The one disconnect I’ve had with director-writer Paul Haggis (In The Valley of Elah, Crash, Million Dollar Baby) all these years was his being a member of the Church of Scientology. I presume I don’t have to explain the odious aspects of such a relationship. But being a major fan of Elah and the MDB script I didn’t want to contemplate it or go there, so I just pushed it aside.
Paul Haggis (l.); Church of Scientology lieutenant Tommy Davis
Now Hollywood Reporter columnist Roger Freidman has reported that Haggis has walked away from the Church of Scientology over two ethical issues — i.e., the church’s support of Proposition 8 (a.k.a. “Proposition Hate,” the California initiative banning gay marriage) and an order from the Scientology high command that Haggis’s wife Deborah Rennard had to sever all ties with her parents “because they’d violated some code of the sect,” Friedman explains.

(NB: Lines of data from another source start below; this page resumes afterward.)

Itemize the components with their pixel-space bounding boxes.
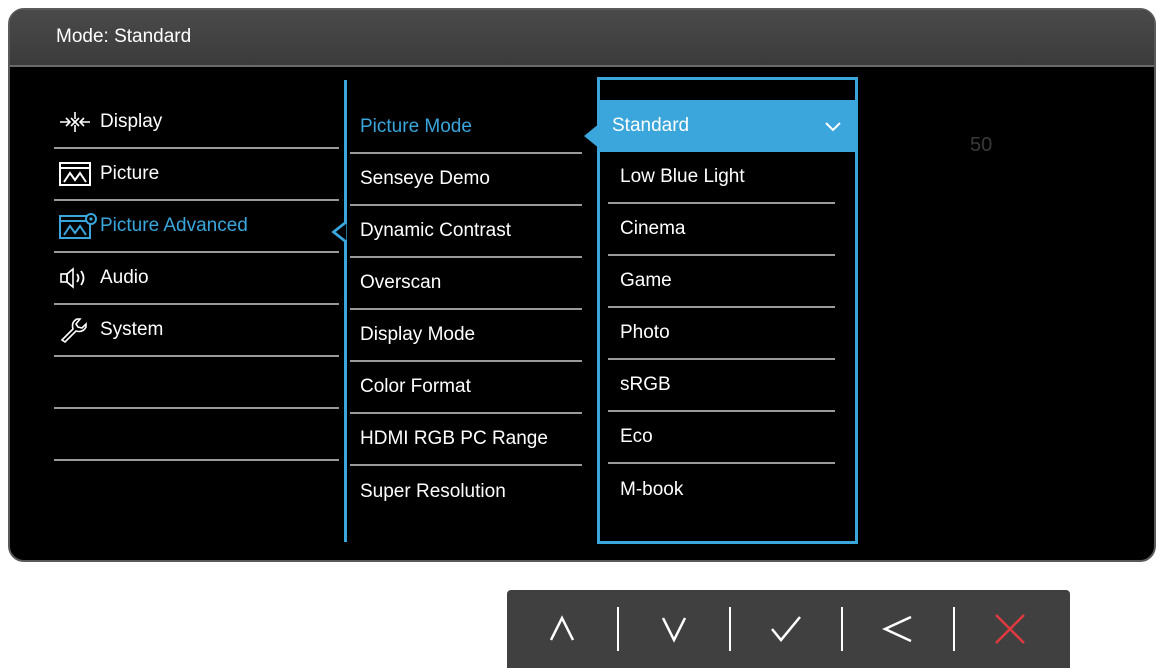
sub-item-senseye-demo[interactable]: Senseye Demo bbox=[350, 154, 582, 206]
picture-advanced-icon bbox=[58, 211, 98, 241]
main-item-empty bbox=[54, 409, 339, 461]
sub-item-overscan[interactable]: Overscan bbox=[350, 258, 582, 310]
chevron-up-icon bbox=[549, 615, 575, 641]
sub-item-hdmi-rgb-pc-range[interactable]: HDMI RGB PC Range bbox=[350, 414, 582, 466]
main-item-label: Display bbox=[100, 111, 163, 132]
main-item-label: Picture Advanced bbox=[100, 215, 248, 236]
option-standard[interactable]: Standard bbox=[600, 100, 855, 152]
option-srgb[interactable]: sRGB bbox=[608, 360, 835, 412]
option-low-blue-light[interactable]: Low Blue Light bbox=[608, 152, 835, 204]
sub-item-display-mode[interactable]: Display Mode bbox=[350, 310, 582, 362]
ok-key[interactable] bbox=[731, 590, 841, 668]
main-item-display[interactable]: Display bbox=[54, 97, 339, 149]
check-icon bbox=[771, 616, 801, 642]
main-item-system[interactable]: System bbox=[54, 305, 339, 357]
main-item-label: Picture bbox=[100, 163, 160, 184]
exit-key[interactable] bbox=[955, 590, 1065, 668]
up-key[interactable] bbox=[507, 590, 617, 668]
audio-icon bbox=[58, 263, 98, 293]
options-caret bbox=[584, 123, 600, 149]
options-panel: Standard Low Blue Light Cinema Game Phot… bbox=[584, 77, 858, 544]
main-menu: Display Picture Picture Advanced Audio S… bbox=[54, 97, 339, 461]
sub-menu: Picture Mode Senseye Demo Dynamic Contra… bbox=[350, 102, 582, 518]
display-icon bbox=[58, 107, 98, 137]
down-key[interactable] bbox=[619, 590, 729, 668]
control-key-bar bbox=[507, 590, 1070, 668]
check-icon bbox=[825, 122, 841, 132]
sub-item-color-format[interactable]: Color Format bbox=[350, 362, 582, 414]
close-icon bbox=[995, 614, 1025, 644]
picture-icon bbox=[58, 159, 98, 189]
sub-item-dynamic-contrast[interactable]: Dynamic Contrast bbox=[350, 206, 582, 258]
main-item-empty bbox=[54, 357, 339, 409]
option-m-book[interactable]: M-book bbox=[608, 464, 835, 516]
main-item-picture[interactable]: Picture bbox=[54, 149, 339, 201]
chevron-left-icon bbox=[882, 615, 912, 643]
options-list: Standard Low Blue Light Cinema Game Phot… bbox=[600, 100, 855, 516]
mode-title: Mode: Standard bbox=[56, 26, 192, 47]
option-eco[interactable]: Eco bbox=[608, 412, 835, 464]
chevron-down-icon bbox=[661, 617, 687, 643]
sub-item-super-resolution[interactable]: Super Resolution bbox=[350, 466, 582, 518]
option-label: Standard bbox=[612, 115, 690, 136]
main-item-audio[interactable]: Audio bbox=[54, 253, 339, 305]
main-item-picture-advanced[interactable]: Picture Advanced bbox=[54, 201, 339, 253]
option-cinema[interactable]: Cinema bbox=[608, 204, 835, 256]
system-wrench-icon bbox=[58, 315, 98, 345]
option-game[interactable]: Game bbox=[608, 256, 835, 308]
sub-item-picture-mode[interactable]: Picture Mode bbox=[350, 102, 582, 154]
active-caret bbox=[331, 221, 348, 243]
option-photo[interactable]: Photo bbox=[608, 308, 835, 360]
menu-divider bbox=[344, 80, 347, 542]
osd-header: Mode: Standard bbox=[10, 10, 1154, 67]
osd-window: Mode: Standard Display Picture Picture A… bbox=[8, 8, 1156, 562]
back-key[interactable] bbox=[843, 590, 953, 668]
main-item-label: System bbox=[100, 319, 164, 340]
value-readout: 50 bbox=[970, 134, 993, 156]
main-item-label: Audio bbox=[100, 267, 149, 288]
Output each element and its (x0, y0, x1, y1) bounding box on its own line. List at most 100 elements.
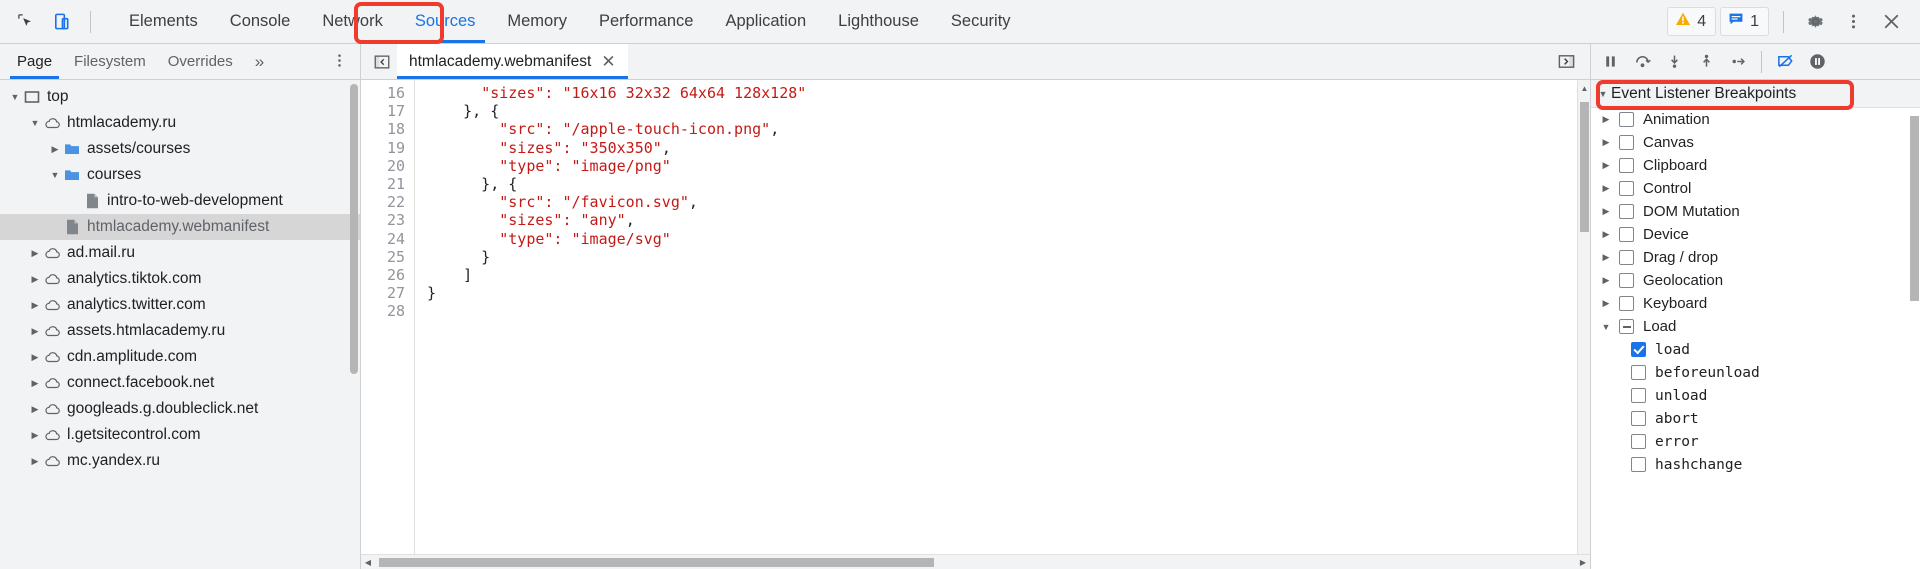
tree-item-analytics-tiktok-com[interactable]: analytics.tiktok.com (0, 266, 360, 292)
breakpoint-row-hashchange[interactable]: hashchange (1591, 453, 1920, 476)
tab-memory[interactable]: Memory (491, 0, 583, 43)
chevron-right-icon[interactable] (1599, 114, 1613, 125)
code-line[interactable] (427, 302, 1590, 320)
checkbox-control[interactable] (1619, 181, 1634, 196)
close-icon[interactable] (1874, 5, 1908, 39)
breakpoint-row-keyboard[interactable]: Keyboard (1591, 292, 1920, 315)
breakpoint-row-canvas[interactable]: Canvas (1591, 131, 1920, 154)
pause-script-button[interactable] (1595, 48, 1625, 76)
tab-sources[interactable]: Sources (399, 0, 492, 43)
navigator-tab-overrides[interactable]: Overrides (157, 44, 244, 79)
code-line[interactable]: } (427, 284, 1590, 302)
code-line[interactable]: "type": "image/svg" (427, 230, 1590, 248)
breakpoint-row-load[interactable]: load (1591, 338, 1920, 361)
code-line[interactable]: }, { (427, 175, 1590, 193)
checkbox-device[interactable] (1619, 227, 1634, 242)
scroll-up-arrow-icon[interactable]: ▲ (1580, 84, 1589, 93)
step-into-button[interactable] (1659, 48, 1689, 76)
breakpoint-row-device[interactable]: Device (1591, 223, 1920, 246)
checkbox-canvas[interactable] (1619, 135, 1634, 150)
breakpoint-row-animation[interactable]: Animation (1591, 108, 1920, 131)
code-line[interactable]: "src": "/apple-touch-icon.png", (427, 120, 1590, 138)
breakpoint-row-clipboard[interactable]: Clipboard (1591, 154, 1920, 177)
tree-item-htmlacademy-ru[interactable]: htmlacademy.ru (0, 110, 360, 136)
checkbox-abort[interactable] (1631, 411, 1646, 426)
breakpoint-row-unload[interactable]: unload (1591, 384, 1920, 407)
tab-performance[interactable]: Performance (583, 0, 709, 43)
code-line[interactable]: "type": "image/png" (427, 157, 1590, 175)
file-navigator[interactable]: tophtmlacademy.ruassets/coursescoursesin… (0, 80, 360, 569)
chevron-down-icon[interactable] (8, 92, 22, 102)
chevron-right-icon[interactable] (1599, 160, 1613, 171)
code-line[interactable]: "sizes": "16x16 32x32 64x64 128x128" (427, 84, 1590, 102)
debugger-sidebar-scrollbar[interactable] (1910, 116, 1919, 301)
chevron-right-icon[interactable] (48, 144, 62, 155)
chevron-down-icon[interactable] (48, 170, 62, 180)
code-line[interactable]: "sizes": "any", (427, 211, 1590, 229)
checkbox-unload[interactable] (1631, 388, 1646, 403)
collapse-navigator-icon[interactable] (367, 53, 397, 71)
chevron-right-icon[interactable] (28, 404, 42, 415)
tab-console[interactable]: Console (214, 0, 307, 43)
code-line[interactable]: ] (427, 266, 1590, 284)
checkbox-dom-mutation[interactable] (1619, 204, 1634, 219)
tree-item-intro-to-web-development[interactable]: intro-to-web-development (0, 188, 360, 214)
chevron-right-icon[interactable] (28, 274, 42, 285)
code-line[interactable]: "src": "/favicon.svg", (427, 193, 1590, 211)
chevron-right-icon[interactable] (28, 300, 42, 311)
show-debugger-sidebar-icon[interactable] (1557, 52, 1584, 71)
tree-item-assets-htmlacademy-ru[interactable]: assets.htmlacademy.ru (0, 318, 360, 344)
inspect-cursor-icon[interactable] (8, 5, 42, 39)
navigator-more-tabs-button[interactable]: » (244, 44, 275, 79)
chevron-right-icon[interactable] (28, 326, 42, 337)
tree-item-mc-yandex-ru[interactable]: mc.yandex.ru (0, 448, 360, 474)
pause-on-exceptions-button[interactable] (1802, 48, 1832, 76)
tab-lighthouse[interactable]: Lighthouse (822, 0, 935, 43)
code-view[interactable]: 16171819202122232425262728 "sizes": "16x… (361, 80, 1590, 554)
chevron-down-icon[interactable] (28, 118, 42, 128)
checkbox-geolocation[interactable] (1619, 273, 1634, 288)
chevron-right-icon[interactable] (1599, 183, 1613, 194)
chevron-right-icon[interactable] (28, 456, 42, 467)
event-listener-breakpoints-header[interactable]: ▼ Event Listener Breakpoints (1591, 80, 1920, 108)
tree-item-connect-facebook-net[interactable]: connect.facebook.net (0, 370, 360, 396)
tree-item-l-getsitecontrol-com[interactable]: l.getsitecontrol.com (0, 422, 360, 448)
file-tab-htmlacademy-webmanifest[interactable]: htmlacademy.webmanifest ✕ (397, 44, 628, 79)
chevron-right-icon[interactable] (28, 248, 42, 259)
code-line[interactable]: } (427, 248, 1590, 266)
navigator-more-options-icon[interactable] (331, 52, 354, 72)
chevron-right-icon[interactable] (1599, 275, 1613, 286)
chevron-down-icon[interactable] (1599, 322, 1613, 332)
deactivate-breakpoints-button[interactable] (1770, 48, 1800, 76)
checkbox-beforeunload[interactable] (1631, 365, 1646, 380)
source-code[interactable]: "sizes": "16x16 32x32 64x64 128x128" }, … (415, 80, 1590, 554)
step-out-button[interactable] (1691, 48, 1721, 76)
code-line[interactable]: "sizes": "350x350", (427, 139, 1590, 157)
navigator-tab-page[interactable]: Page (6, 44, 63, 79)
message-badge[interactable]: 1 (1720, 7, 1769, 36)
chevron-right-icon[interactable] (1599, 229, 1613, 240)
chevron-right-icon[interactable] (1599, 206, 1613, 217)
gear-icon[interactable] (1798, 5, 1832, 39)
tab-security[interactable]: Security (935, 0, 1027, 43)
editor-vertical-scrollbar[interactable]: ▲ (1577, 80, 1590, 554)
navigator-scrollbar[interactable] (350, 84, 358, 374)
checkbox-animation[interactable] (1619, 112, 1634, 127)
chevron-right-icon[interactable] (28, 430, 42, 441)
breakpoint-row-beforeunload[interactable]: beforeunload (1591, 361, 1920, 384)
step-over-button[interactable] (1627, 48, 1657, 76)
checkbox-clipboard[interactable] (1619, 158, 1634, 173)
tab-elements[interactable]: Elements (113, 0, 214, 43)
breakpoint-row-dom-mutation[interactable]: DOM Mutation (1591, 200, 1920, 223)
checkbox-error[interactable] (1631, 434, 1646, 449)
kebab-menu-icon[interactable] (1836, 5, 1870, 39)
checkbox-load[interactable] (1619, 319, 1634, 334)
tab-network[interactable]: Network (306, 0, 399, 43)
chevron-right-icon[interactable] (1599, 252, 1613, 263)
scroll-left-arrow-icon[interactable]: ◀ (361, 558, 375, 567)
close-tab-icon[interactable]: ✕ (601, 53, 615, 70)
tree-item-htmlacademy-webmanifest[interactable]: htmlacademy.webmanifest (0, 214, 360, 240)
horizontal-scroll-thumb[interactable] (379, 558, 934, 567)
tree-item-ad-mail-ru[interactable]: ad.mail.ru (0, 240, 360, 266)
tree-item-analytics-twitter-com[interactable]: analytics.twitter.com (0, 292, 360, 318)
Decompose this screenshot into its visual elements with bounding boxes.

Friedman has posted a letter Haggis wrote to Scientology “celebrity wrangler” Tommy Davis (i.e., the son of Scientologist Anne Archer), and is claiming that “the veracity of the letter has been confirmed by a friend of Haggis.”
I’ve read the letter twice and in my book Haggis is now a man of great courage and high honor. It takes balls to stand up to those vindictive mafiosos, those brain police, as they’re infamous for getting in your face and crawling up your ass. To go by Haggis’s letter, Davis sounds like a spineless hypocrite.
Haggis is currently filming The Next Three Days, a remake of Fred Cavaye‘s Pour Elle, about a professor (Russell Crowe) struggling to free his wrongfully imprisoned wife (Elizabeth Banks) from jail. Liam Neeson costars.